Consider seriously if you could live from that amount as annual income, longterm. If you think so, there is a second hurdle - the words in average. A good year could increase your capital a bit, but a bad year can devastate it, and you would not have the time to wait for the good years to average it out.

For example, if your second year gives you a 10% loss, and you still draw 15k$ (and inflation eats another 3%), you have only 247k$ left effectively, and future years will have to go with 12k$ - 17k$. Imagine a second bad year.

As a consequence, you either need to be prepared to go back to work in that situation (tough after being without job for years), or you can live on less to begin with: if you can make it on 10k$ to begin with (and do, even in good years), you have a pretty good chance to get through your life with it.

Note that 'make it with x' always includes taxes, health care, etc. - nothing is free.

I think it's possible, as people live on 10k$ a year. But you need to be sure you can trust yourself to stay within the limit and not give in and spent more - not easy for many people.


the short answer: yes. The long answer depends on what you mean by modest living. As others have noted, living off a $300k principle involves risks, but the entire future has risk. By "getting out of the rat race" I hope you don't mean become a slug on the couch.

Peruse mr. Money Mustache at https://www.mrmoneymustache.com/. One can live very frugally yet very well in some parts of the US.

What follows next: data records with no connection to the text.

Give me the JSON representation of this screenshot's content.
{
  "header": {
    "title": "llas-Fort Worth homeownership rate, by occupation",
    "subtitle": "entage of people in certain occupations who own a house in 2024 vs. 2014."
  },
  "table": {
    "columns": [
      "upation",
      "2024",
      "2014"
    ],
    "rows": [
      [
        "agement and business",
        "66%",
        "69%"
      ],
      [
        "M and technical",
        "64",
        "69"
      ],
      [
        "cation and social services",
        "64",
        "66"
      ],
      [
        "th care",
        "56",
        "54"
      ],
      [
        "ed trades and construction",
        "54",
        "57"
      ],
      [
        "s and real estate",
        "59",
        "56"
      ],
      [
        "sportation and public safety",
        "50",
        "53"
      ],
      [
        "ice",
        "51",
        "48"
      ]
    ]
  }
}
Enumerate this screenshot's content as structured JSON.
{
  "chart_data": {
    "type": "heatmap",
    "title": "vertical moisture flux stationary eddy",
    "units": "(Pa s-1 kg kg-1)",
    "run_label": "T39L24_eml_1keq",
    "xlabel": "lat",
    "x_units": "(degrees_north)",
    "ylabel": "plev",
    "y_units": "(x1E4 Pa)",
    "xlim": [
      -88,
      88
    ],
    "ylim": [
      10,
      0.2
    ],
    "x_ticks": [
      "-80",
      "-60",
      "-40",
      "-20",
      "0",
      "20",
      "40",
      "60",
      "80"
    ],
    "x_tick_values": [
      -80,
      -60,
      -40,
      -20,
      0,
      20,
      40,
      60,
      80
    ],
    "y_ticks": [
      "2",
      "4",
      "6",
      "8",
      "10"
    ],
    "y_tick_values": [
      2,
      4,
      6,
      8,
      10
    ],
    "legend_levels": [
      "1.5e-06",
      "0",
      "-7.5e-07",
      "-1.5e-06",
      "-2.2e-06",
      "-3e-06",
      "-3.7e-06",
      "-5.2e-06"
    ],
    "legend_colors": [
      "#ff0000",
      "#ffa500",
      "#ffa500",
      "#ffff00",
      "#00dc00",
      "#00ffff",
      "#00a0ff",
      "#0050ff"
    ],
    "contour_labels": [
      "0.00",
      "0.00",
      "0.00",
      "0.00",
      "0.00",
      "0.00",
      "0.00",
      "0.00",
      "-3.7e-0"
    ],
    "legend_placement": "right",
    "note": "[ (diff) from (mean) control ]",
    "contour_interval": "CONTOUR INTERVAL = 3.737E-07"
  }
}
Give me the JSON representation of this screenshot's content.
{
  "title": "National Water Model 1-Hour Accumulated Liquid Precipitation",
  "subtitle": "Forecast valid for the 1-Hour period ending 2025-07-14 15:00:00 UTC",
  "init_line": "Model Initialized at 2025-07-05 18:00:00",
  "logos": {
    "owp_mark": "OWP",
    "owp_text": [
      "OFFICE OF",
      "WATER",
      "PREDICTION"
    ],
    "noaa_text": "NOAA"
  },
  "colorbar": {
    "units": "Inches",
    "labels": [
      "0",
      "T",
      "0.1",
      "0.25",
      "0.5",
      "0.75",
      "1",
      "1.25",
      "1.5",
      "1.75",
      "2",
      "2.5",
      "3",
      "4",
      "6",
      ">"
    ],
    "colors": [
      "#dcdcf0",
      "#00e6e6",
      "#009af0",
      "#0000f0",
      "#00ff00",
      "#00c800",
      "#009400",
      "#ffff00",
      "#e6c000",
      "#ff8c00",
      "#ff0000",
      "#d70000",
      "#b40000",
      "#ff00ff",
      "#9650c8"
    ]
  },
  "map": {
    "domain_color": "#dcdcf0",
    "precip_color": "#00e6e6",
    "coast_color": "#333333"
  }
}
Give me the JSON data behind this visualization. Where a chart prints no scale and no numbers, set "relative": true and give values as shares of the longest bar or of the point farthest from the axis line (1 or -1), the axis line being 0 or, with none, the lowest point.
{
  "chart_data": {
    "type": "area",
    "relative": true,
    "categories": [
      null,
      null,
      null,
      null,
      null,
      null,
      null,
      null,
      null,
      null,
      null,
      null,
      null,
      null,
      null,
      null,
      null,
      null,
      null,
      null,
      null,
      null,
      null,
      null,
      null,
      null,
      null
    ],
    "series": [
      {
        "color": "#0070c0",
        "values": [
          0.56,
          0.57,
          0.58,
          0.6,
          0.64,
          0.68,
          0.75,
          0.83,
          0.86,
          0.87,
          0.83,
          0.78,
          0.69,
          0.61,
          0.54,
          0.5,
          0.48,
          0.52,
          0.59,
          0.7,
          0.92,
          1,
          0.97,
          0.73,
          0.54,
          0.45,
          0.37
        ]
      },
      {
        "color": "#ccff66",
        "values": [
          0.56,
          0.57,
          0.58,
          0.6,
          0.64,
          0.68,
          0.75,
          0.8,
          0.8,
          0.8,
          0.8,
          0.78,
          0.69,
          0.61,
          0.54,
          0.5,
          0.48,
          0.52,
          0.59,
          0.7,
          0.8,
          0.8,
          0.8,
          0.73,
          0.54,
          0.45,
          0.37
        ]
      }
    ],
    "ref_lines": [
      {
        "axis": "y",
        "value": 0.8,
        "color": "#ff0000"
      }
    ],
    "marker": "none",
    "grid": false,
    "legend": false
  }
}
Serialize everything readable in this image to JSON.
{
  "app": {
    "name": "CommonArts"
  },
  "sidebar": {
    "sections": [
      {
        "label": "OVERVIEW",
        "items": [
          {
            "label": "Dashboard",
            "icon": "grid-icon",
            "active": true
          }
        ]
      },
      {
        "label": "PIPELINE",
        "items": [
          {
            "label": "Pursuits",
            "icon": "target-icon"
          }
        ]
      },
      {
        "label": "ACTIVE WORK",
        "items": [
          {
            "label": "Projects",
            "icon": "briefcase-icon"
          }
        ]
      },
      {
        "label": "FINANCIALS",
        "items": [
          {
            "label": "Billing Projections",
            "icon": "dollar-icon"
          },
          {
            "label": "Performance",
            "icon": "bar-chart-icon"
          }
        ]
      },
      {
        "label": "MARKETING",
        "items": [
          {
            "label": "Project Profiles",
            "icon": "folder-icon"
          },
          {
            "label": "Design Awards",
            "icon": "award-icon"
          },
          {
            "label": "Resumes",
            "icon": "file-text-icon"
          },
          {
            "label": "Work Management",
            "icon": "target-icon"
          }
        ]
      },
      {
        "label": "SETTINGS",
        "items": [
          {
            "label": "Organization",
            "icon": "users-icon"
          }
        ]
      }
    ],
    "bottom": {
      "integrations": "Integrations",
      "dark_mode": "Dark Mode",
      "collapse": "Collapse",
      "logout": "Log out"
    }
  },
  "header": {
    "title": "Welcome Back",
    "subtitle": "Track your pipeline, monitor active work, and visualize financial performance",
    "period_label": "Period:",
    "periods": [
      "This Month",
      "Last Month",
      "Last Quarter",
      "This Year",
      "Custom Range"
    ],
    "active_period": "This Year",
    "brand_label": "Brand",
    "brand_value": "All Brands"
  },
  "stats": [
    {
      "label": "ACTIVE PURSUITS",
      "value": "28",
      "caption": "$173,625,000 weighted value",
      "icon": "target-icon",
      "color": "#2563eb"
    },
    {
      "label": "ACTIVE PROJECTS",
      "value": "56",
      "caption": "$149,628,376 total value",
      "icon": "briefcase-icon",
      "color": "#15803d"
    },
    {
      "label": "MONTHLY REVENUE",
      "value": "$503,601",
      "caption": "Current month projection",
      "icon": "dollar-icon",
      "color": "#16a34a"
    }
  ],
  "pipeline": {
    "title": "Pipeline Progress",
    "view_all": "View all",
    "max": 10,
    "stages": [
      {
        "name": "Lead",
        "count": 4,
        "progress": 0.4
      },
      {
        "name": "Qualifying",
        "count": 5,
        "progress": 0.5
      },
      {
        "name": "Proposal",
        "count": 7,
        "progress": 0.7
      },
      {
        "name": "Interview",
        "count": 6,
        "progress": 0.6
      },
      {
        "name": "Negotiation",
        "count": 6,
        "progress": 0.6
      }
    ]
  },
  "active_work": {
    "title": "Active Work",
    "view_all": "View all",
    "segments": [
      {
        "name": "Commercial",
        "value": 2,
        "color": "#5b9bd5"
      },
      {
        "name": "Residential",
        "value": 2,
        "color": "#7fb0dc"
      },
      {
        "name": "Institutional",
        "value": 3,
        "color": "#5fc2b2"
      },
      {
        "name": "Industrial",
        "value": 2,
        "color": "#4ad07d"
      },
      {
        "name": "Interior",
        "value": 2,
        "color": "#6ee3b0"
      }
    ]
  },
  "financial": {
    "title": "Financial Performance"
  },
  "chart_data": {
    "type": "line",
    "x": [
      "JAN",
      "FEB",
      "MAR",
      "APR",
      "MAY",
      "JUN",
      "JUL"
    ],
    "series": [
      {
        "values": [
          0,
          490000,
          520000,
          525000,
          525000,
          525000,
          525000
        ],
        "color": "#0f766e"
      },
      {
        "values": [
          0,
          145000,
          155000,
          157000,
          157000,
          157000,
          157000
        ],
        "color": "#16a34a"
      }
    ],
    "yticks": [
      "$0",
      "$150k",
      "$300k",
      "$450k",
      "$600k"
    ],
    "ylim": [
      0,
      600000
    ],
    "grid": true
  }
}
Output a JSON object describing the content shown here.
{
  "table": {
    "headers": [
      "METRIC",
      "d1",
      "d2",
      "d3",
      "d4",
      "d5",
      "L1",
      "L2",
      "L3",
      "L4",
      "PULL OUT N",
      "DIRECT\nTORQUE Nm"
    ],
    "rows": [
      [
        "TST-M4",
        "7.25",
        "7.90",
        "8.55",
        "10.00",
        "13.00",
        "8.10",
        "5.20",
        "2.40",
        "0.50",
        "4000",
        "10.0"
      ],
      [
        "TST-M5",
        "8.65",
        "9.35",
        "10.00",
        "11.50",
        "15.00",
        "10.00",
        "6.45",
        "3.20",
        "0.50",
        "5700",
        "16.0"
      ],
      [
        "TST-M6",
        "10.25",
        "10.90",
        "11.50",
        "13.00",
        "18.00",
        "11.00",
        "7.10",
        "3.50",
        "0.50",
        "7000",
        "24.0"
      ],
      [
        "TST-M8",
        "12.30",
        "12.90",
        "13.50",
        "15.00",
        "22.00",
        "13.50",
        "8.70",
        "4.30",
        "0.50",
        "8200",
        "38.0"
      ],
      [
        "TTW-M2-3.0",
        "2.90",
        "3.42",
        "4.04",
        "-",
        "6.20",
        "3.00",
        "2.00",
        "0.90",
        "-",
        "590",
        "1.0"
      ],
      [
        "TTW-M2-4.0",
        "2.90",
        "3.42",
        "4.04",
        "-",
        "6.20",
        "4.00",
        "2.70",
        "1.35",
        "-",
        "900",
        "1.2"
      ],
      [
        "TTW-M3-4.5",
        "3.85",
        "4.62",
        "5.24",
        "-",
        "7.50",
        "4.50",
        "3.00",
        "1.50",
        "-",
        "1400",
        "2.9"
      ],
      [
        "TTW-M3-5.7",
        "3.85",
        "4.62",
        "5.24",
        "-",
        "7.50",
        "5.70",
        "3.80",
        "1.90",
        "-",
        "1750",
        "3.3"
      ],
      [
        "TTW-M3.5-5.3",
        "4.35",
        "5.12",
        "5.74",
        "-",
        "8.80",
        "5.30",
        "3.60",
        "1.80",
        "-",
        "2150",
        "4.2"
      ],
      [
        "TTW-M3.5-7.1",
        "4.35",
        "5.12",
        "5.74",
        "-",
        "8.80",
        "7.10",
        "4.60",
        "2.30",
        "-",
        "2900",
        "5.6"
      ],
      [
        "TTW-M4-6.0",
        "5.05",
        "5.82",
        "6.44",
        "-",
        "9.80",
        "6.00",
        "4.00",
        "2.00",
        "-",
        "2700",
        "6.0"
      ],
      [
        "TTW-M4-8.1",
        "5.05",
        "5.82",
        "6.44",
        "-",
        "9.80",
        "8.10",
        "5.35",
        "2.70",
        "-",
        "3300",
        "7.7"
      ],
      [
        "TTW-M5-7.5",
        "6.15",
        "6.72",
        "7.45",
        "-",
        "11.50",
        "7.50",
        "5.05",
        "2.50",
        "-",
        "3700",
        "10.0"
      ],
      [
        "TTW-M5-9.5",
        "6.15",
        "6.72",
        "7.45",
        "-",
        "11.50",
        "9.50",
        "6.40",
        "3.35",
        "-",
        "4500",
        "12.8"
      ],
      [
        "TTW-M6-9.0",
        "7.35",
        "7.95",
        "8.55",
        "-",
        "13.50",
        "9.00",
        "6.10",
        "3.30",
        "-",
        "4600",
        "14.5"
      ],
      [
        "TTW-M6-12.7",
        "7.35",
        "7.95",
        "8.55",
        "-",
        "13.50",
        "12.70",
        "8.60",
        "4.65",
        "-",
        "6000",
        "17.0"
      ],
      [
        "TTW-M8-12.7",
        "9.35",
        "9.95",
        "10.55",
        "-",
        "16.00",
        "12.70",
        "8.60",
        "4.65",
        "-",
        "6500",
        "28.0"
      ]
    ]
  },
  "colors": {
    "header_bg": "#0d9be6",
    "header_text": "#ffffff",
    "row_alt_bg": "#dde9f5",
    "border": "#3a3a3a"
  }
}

  • Please try to answer the question properly in your answer itself. Your answer depends heavily on its link to mrmoneymustache. When that website ever goes offline, your answer would be quite useless for future visitors. – Philipp Oct 2 '17 at 11:09
  • good point; non-exhaustive examples of living frugally in the U.S include: own, don't lease, automobiles at least 4 years old, eat out sparingly, carry no debt (by itself a sign that you can't afford what you've incurred debt for), remain healthy (to limit long term health problems), conduct home/auto repairs yourself (youtube videos), max out retirement accounts to minimize taxable income, buy used stuff (car, computer, phone, etc.) instead of the latest and greatest – rocketman Oct 2 '17 at 22:13

Consider buying a legal "mother daughter" property, rent out the top part, and live in the "mother" component.